Monday, April 13, 2009

the latest

so here it is, what's been on my heart and flowing through my mind for the past few days. i'm feeling that if i don't explore it more and write it out, i will definitely explode :). i'm not being "cautiously excited" with this one! haha. that was for alli. anyways...

a friend and i have been tossing around the idea of starting up an intentional living community. since getting back to san diego, and joining the amazing congregation at green valley church...i've been immensely blessed by people. it truly is an authentic community of christ followers that are doing just that...striving each day to follow Him as Lord of everything in their lives. so incredible. in january i joined up with a pre-existing home group of "20-30 somethings", and was immediately accepted as part of the family. the best part was, i don't feel as if it were forced because that's what we're supposed to do as christians, but that those people genuinely welcomed me into their lives...and i did the same. so its only natural that a few of us would consider taking a step further, and living life together in the fullness of the statement.

if we want to truly embrace what it meant to be disciples of christ, i think it's pertinent to follow the examples of those original men and women who walked with him in the flesh. we see ordinary people being called out, and abandoning their own lives...what was important to them...to answer the greatest purpose they would ever find. from there, they spent life together. every aspect was not only with God, but with each other. and thats what we want. we want to take the spiritual experiences...past present and future, and share them fully with one another. thus this crazy idea to move 6-10 of us into one home and begin a journey that holds wonders i'm sure we can't even imagine yet.

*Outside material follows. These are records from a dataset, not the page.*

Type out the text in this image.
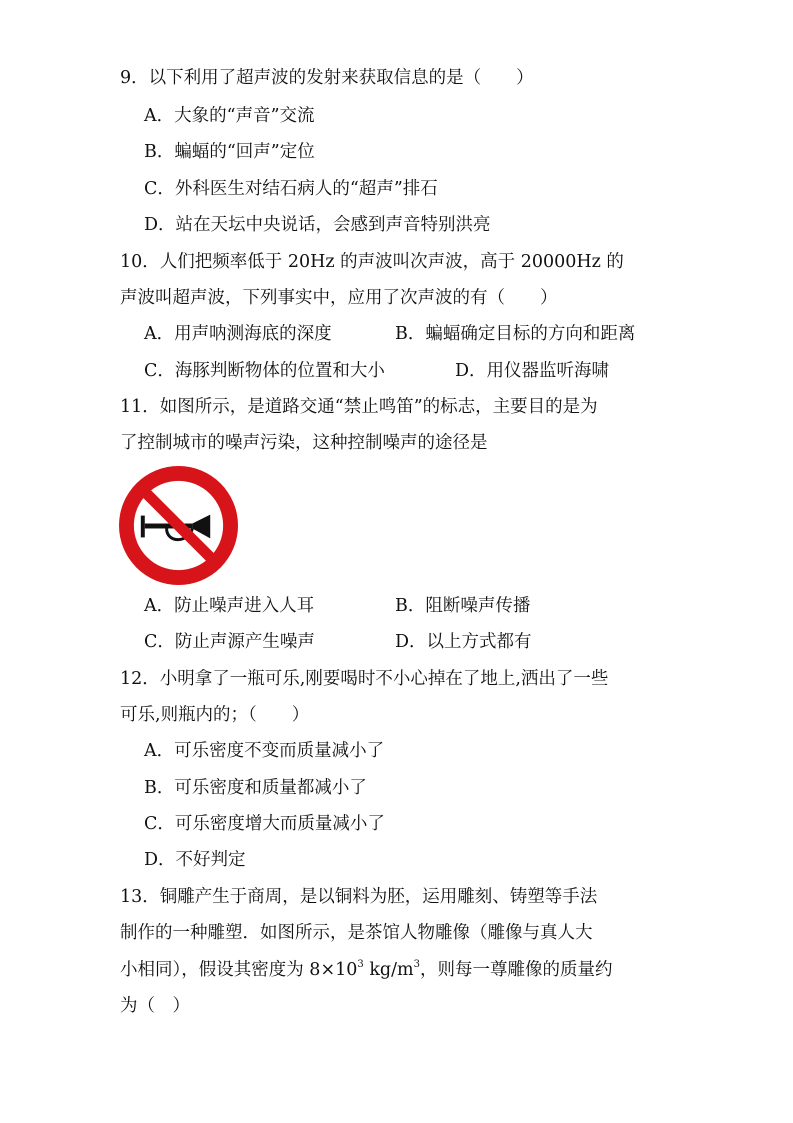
9．以下利用了超声波的发射来获取信息的是（　　）
A．大象的“声音”交流
B．蝙蝠的“回声”定位
C．外科医生对结石病人的“超声”排石
D．站在天坛中央说话，会感到声音特别洪亮
10．人们把频率低于 20Hz 的声波叫次声波，高于 20000Hz 的
声波叫超声波，下列事实中，应用了次声波的有（　　）
A．用声呐测海底的深度	B．蝙蝠确定目标的方向和距离
C．海豚判断物体的位置和大小	D．用仪器监听海啸
11．如图所示，是道路交通“禁止鸣笛”的标志，主要目的是为
了控制城市的噪声污染，这种控制噪声的途径是
A．防止噪声进入人耳	B．阻断噪声传播
C．防止声源产生噪声	D．以上方式都有
12．小明拿了一瓶可乐,刚要喝时不小心掉在了地上,洒出了一些
可乐,则瓶内的；（　　）
A．可乐密度不变而质量减小了
B．可乐密度和质量都减小了
C．可乐密度增大而质量减小了
D．不好判定
13．铜雕产生于商周，是以铜料为胚，运用雕刻、铸塑等手法
制作的一种雕塑．如图所示，是茶馆人物雕像（雕像与真人大
小相同），假设其密度为 $8\times 10^3$ $kg/m^3$，则每一尊雕像的质量约
为（　）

that's that. we've only taken a tiny baby step in even considering this pursuit, but my heart is telling me it's going to be a wonderful ride.

i'm way excited about it all, to be perfectly honest. i know that as humans we're not meant to be alone, and the prospect of finally being with people...growing through life with them - i can't help but smile. last night after a brainstorming session, i could barely sleep...thoughts, ideas and hopes we're flying through my brain! it was crazy. and even today as i went about my day in a normal monday fashion, i couldn't help but imagine what it would be like knowing that i had a home with a loving family waiting for me when i leave work. and as i emptied the dishwasher i had excited chills as i realized that living together would encompass a servitude towards one another and our community that perhaps i've never experienced first hand. i do know that this whole endeavor will carry with it some obstacles and hardships. but what would life be without them? i started this blog because of lyrics i heard once, that said:

we break and we bend...
but we turn it inside out
to take it back - to the start...
and through the rise and falling apart,
we discover who we are.

done...and done. :D.

so, if you're so inclined to perhaps add your thoughts, join with us here in so-cal for this endeavor, or just simply lift it up to the Father in prayer...all are gladly accepted :).